From 2006 to 2008, Edi played some games for Paris-Levallois Basket of LNB Pro A. Because of his playing time there, Edi served an eight-game suspension for an exhibition game and first eight regular season games of the 2011–12 season with Gonzaga for violating NCAA rules on amateurism. Edi made his first career start on January 21, 2012 against San Diego, with eight points and four rebounds in 26 minutes. As a junior, Edi averaged 5.5 points and 2.4 rebounds.

As a senior in 2012–13, Edi started the first 11 games but played fewer minutes in the second half of the season. He ended the season averaging only 3.0 points and 2.1 rebounds.

==Professional career==
From 2013 to 2015, Edi played for Champagne Châlons-Reims, then with STB Le Havre from 2015 to 2016. In January 2017 he signed with Saint-Chamond.

In January 2021, Edi signed with Úrvalsdeild karla club Þór Akureyri. In 19 games, he averaged 11.3 points and 7.1 rebounds per game. Edi agreed to terms with German third-division side Basketball Löwen Erfurt in July 2021.

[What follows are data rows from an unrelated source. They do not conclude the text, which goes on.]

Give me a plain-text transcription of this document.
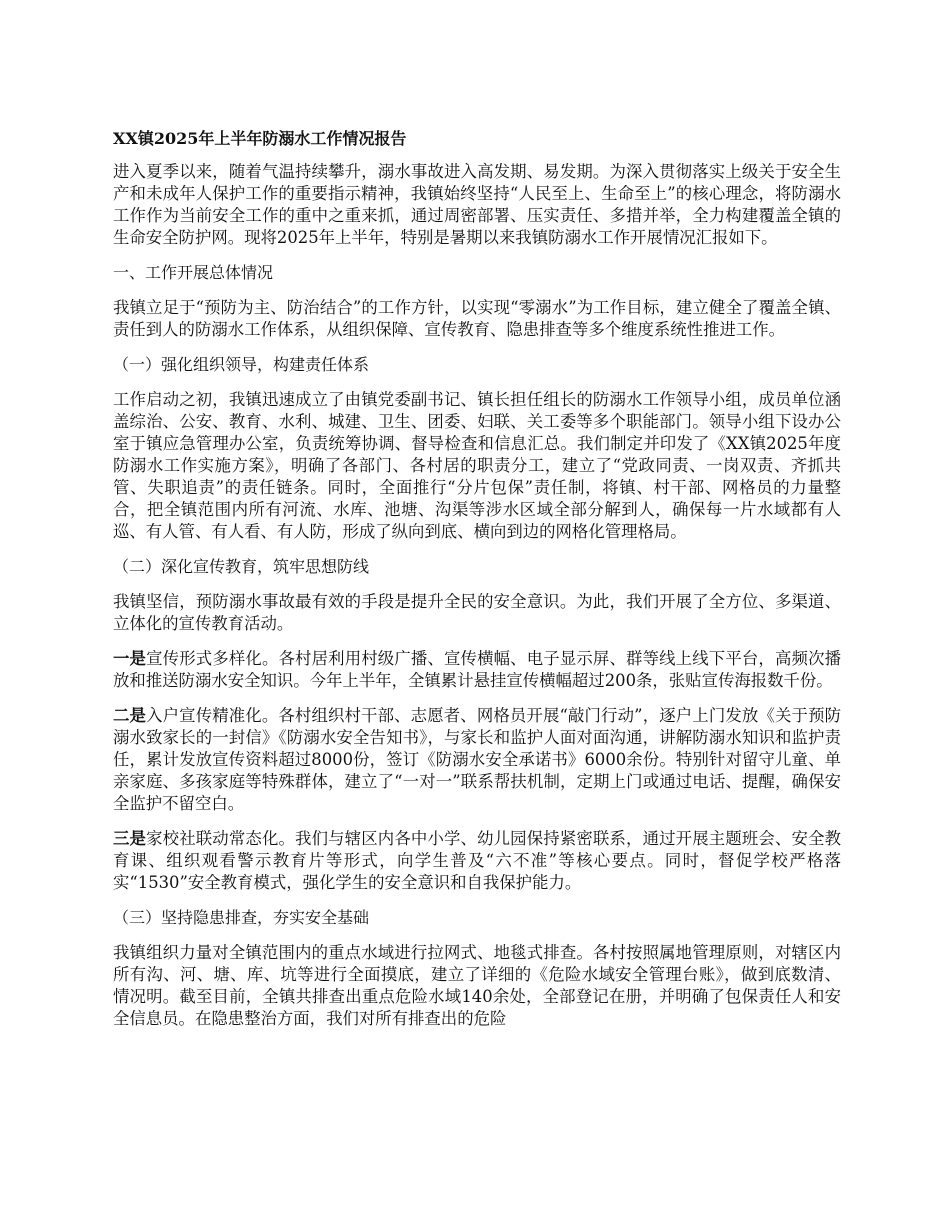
XX镇2025年上半年防溺水工作情况报告

进入夏季以来，随着气温持续攀升，溺水事故进入高发期、易发期。为深入贯彻落实上级关于安全生产和未成年人保护工作的重要指示精神，我镇始终坚持“人民至上、生命至上”的核心理念，将防溺水工作作为当前安全工作的重中之重来抓，通过周密部署、压实责任、多措并举，全力构建覆盖全镇的生命安全防护网。现将2025年上半年，特别是暑期以来我镇防溺水工作开展情况汇报如下。

一、工作开展总体情况

我镇立足于“预防为主、防治结合”的工作方针，以实现“零溺水”为工作目标，建立健全了覆盖全镇、责任到人的防溺水工作体系，从组织保障、宣传教育、隐患排查等多个维度系统性推进工作。

（一）强化组织领导，构建责任体系

工作启动之初，我镇迅速成立了由镇党委副书记、镇长担任组长的防溺水工作领导小组，成员单位涵盖综治、公安、教育、水利、城建、卫生、团委、妇联、关工委等多个职能部门。领导小组下设办公室于镇应急管理办公室，负责统筹协调、督导检查和信息汇总。我们制定并印发了《XX镇2025年度防溺水工作实施方案》，明确了各部门、各村居的职责分工，建立了“党政同责、一岗双责、齐抓共管、失职追责”的责任链条。同时，全面推行“分片包保”责任制，将镇、村干部、网格员的力量整合，把全镇范围内所有河流、水库、池塘、沟渠等涉水区域全部分解到人，确保每一片水域都有人巡、有人管、有人看、有人防，形成了纵向到底、横向到边的网格化管理格局。

（二）深化宣传教育，筑牢思想防线

我镇坚信，预防溺水事故最有效的手段是提升全民的安全意识。为此，我们开展了全方位、多渠道、立体化的宣传教育活动。

一是宣传形式多样化。各村居利用村级广播、宣传横幅、电子显示屏、群等线上线下平台，高频次播放和推送防溺水安全知识。今年上半年，全镇累计悬挂宣传横幅超过200条，张贴宣传海报数千份。

二是入户宣传精准化。各村组织村干部、志愿者、网格员开展“敲门行动”，逐户上门发放《关于预防溺水致家长的一封信》《防溺水安全告知书》，与家长和监护人面对面沟通，讲解防溺水知识和监护责任，累计发放宣传资料超过8000份，签订《防溺水安全承诺书》6000余份。特别针对留守儿童、单亲家庭、多孩家庭等特殊群体，建立了“一对一”联系帮扶机制，定期上门或通过电话、提醒，确保安全监护不留空白。

三是家校社联动常态化。我们与辖区内各中小学、幼儿园保持紧密联系，通过开展主题班会、安全教育课、组织观看警示教育片等形式，向学生普及“六不准”等核心要点。同时，督促学校严格落实“1530”安全教育模式，强化学生的安全意识和自我保护能力。

（三）坚持隐患排查，夯实安全基础

我镇组织力量对全镇范围内的重点水域进行拉网式、地毯式排查。各村按照属地管理原则，对辖区内所有沟、河、塘、库、坑等进行全面摸底，建立了详细的《危险水域安全管理台账》，做到底数清、情况明。截至目前，全镇共排查出重点危险水域140余处，全部登记在册，并明确了包保责任人和安全信息员。在隐患整治方面，我们对所有排查出的危险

==International competition==
Edi is also a member of the Ivory Coast national basketball team and played for the team for the first time at the 2010 FIBA World Championship in Turkey. In 2021, he won a silver medal at the FIBA AfroBasket 2021. Edi averaged 8.2 points and 6.7 rebounds a contest during the tournament.